ほしゆめさんは日々の森ん子でくたくたになるまで遊ぶ日々の瞬間瞬間が凝縮されています。ゆめ組の二人は入園して1ヶ月しかたっていないとはにわかに信じられないほどやる気に満ちています。ゆめ組さんのおかげですっかり兄姉っぷりが板についたほし組もお楽しみに。そら組は3人だからこそできる、3人だからおもしろい、3人の個性と団結が見どころ。にじ組は運動会の取り組みを通して大きく成長しました。話し合いでは、自分の声すら出せない子もいれば、自分の意見を貫き通したい子、意見があるのかないのかあやふやな子も。でもそのどれもリーダーシップを取るには障壁です。話し合いという設定が成立しない小さい子どもたちをまとめて調整するのは極めて困難ですが、それでも模索しながら創り上げてきました。そして3年間で少しずつ積み上げてきた力の蓄積を披露します。森ん子のリーダーとしてたくましく成長を続けるにじ組の今を心に刻んでください。

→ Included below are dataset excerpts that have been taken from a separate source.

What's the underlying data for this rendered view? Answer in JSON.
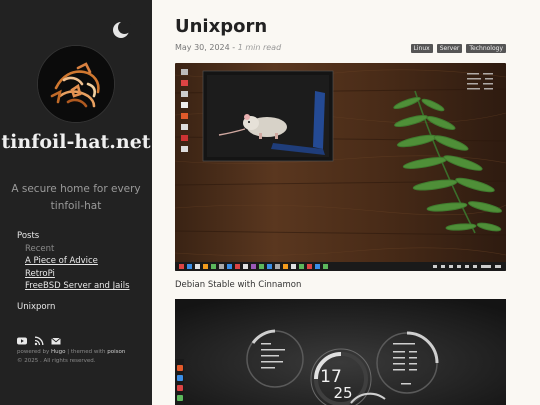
{
  "sidebar": {
    "site_title": "tinfoil-hat.net",
    "description": "A secure home for every tinfoil-hat",
    "nav": {
      "posts_label": "Posts",
      "recent_label": "Recent",
      "recent_items": [
        "A Piece of Advice",
        "RetroPi",
        "FreeBSD Server and Jails"
      ],
      "unixporn_label": "Unixporn"
    },
    "social_icons": [
      "youtube-icon",
      "rss-icon",
      "email-icon"
    ],
    "footer": {
      "powered_prefix": "powered by",
      "powered_engine": "Hugo",
      "separator": "|",
      "themed_prefix": "themed with",
      "theme_name": "poison",
      "copyright": "© 2025 . All rights reserved."
    }
  },
  "post": {
    "title": "Unixporn",
    "date": "May 30, 2024",
    "separator": "-",
    "read_time": "1 min read",
    "tags": [
      "Linux",
      "Server",
      "Technology"
    ],
    "caption": "Debian Stable with Cinnamon"
  },
  "screenshot2": {
    "clock_hour": "17",
    "clock_minute": "25"
  },
  "colors": {
    "sidebar_bg": "#222222",
    "page_bg": "#faf8f3",
    "tag_bg": "#555555"
  }
}
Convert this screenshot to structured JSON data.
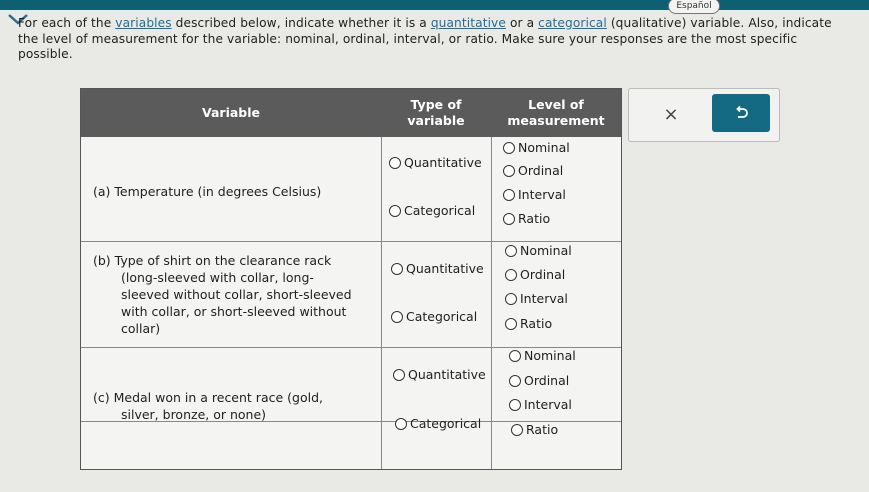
{
  "header": {
    "language_button": "Español"
  },
  "instructions": {
    "part1": "For each of the ",
    "link1": "variables",
    "part2": " described below, indicate whether it is a ",
    "link2": "quantitative",
    "part3": " or a ",
    "link3": "categorical",
    "part4": " (qualitative) variable. Also, indicate the level of measurement for the variable: nominal, ordinal, interval, or ratio. Make sure your responses are the most specific possible."
  },
  "table": {
    "headers": {
      "variable": "Variable",
      "type": "Type of variable",
      "level": "Level of measurement"
    },
    "rows": [
      {
        "variable": "(a) Temperature (in degrees Celsius)",
        "types": [
          "Quantitative",
          "Categorical"
        ],
        "levels": [
          "Nominal",
          "Ordinal",
          "Interval",
          "Ratio"
        ]
      },
      {
        "variable": "(b) Type of shirt on the clearance rack (long-sleeved with collar, long-sleeved without collar, short-sleeved with collar, or short-sleeved without collar)",
        "variable_lines": [
          "(b) Type of shirt on the clearance rack",
          "(long-sleeved with collar, long-",
          "sleeved without collar, short-sleeved",
          "with collar, or short-sleeved without",
          "collar)"
        ],
        "types": [
          "Quantitative",
          "Categorical"
        ],
        "levels": [
          "Nominal",
          "Ordinal",
          "Interval",
          "Ratio"
        ]
      },
      {
        "variable": "(c) Medal won in a recent race (gold, silver, bronze, or none)",
        "variable_lines": [
          "(c) Medal won in a recent race (gold,",
          "silver, bronze, or none)"
        ],
        "types": [
          "Quantitative",
          "Categorical"
        ],
        "levels": [
          "Nominal",
          "Ordinal",
          "Interval",
          "Ratio"
        ]
      }
    ]
  },
  "actions": {
    "clear_symbol": "×",
    "undo_icon": "undo-icon"
  },
  "colors": {
    "top_bar": "#0f5f73",
    "header_bg": "#5b5b5b",
    "link": "#1d6f9a",
    "undo_button": "#136a82"
  }
}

運動会は本当に膨大な時間のたった一瞬です。キャンプ場での限られた時間、限定された空間で表現できるものは子どもたちの余りある可能性の一部です。絵や制作が得意な子、想像力が豊かな子、小さいお友達に優しい子、クッキングが得意な子、泳ぎが得意な子、ごっこ遊びが得意な子…そういうことは運動会の競技には直接反映されません。大きなジレンマがありますが、その力は今日につながっています。それだけでなく、日々は得意や上手に至らないような失敗や挑戦、些細だけど確実な変化に溢れています。運動会のこの一瞬に持てる力のすべてを出し切れるかどうかわかりません。うまくいってもいかなくても、これは子どもたちの無限の全体性の中のたった一部であることも心の片隅において、全力で向き合う子どもたちを応援してください。

どうか子どもたちの一瞬をお見逃しのないように。スマホやカメラのファインダーを通さない、まっさらな目に子どもたちの勇姿を写し取り、心に焼き付けてほしいと思います。

素朴だけどたくさんの愛が結集した森ん子の運動会。てんぐさんの応援を全身に感じながら!エイエイオー!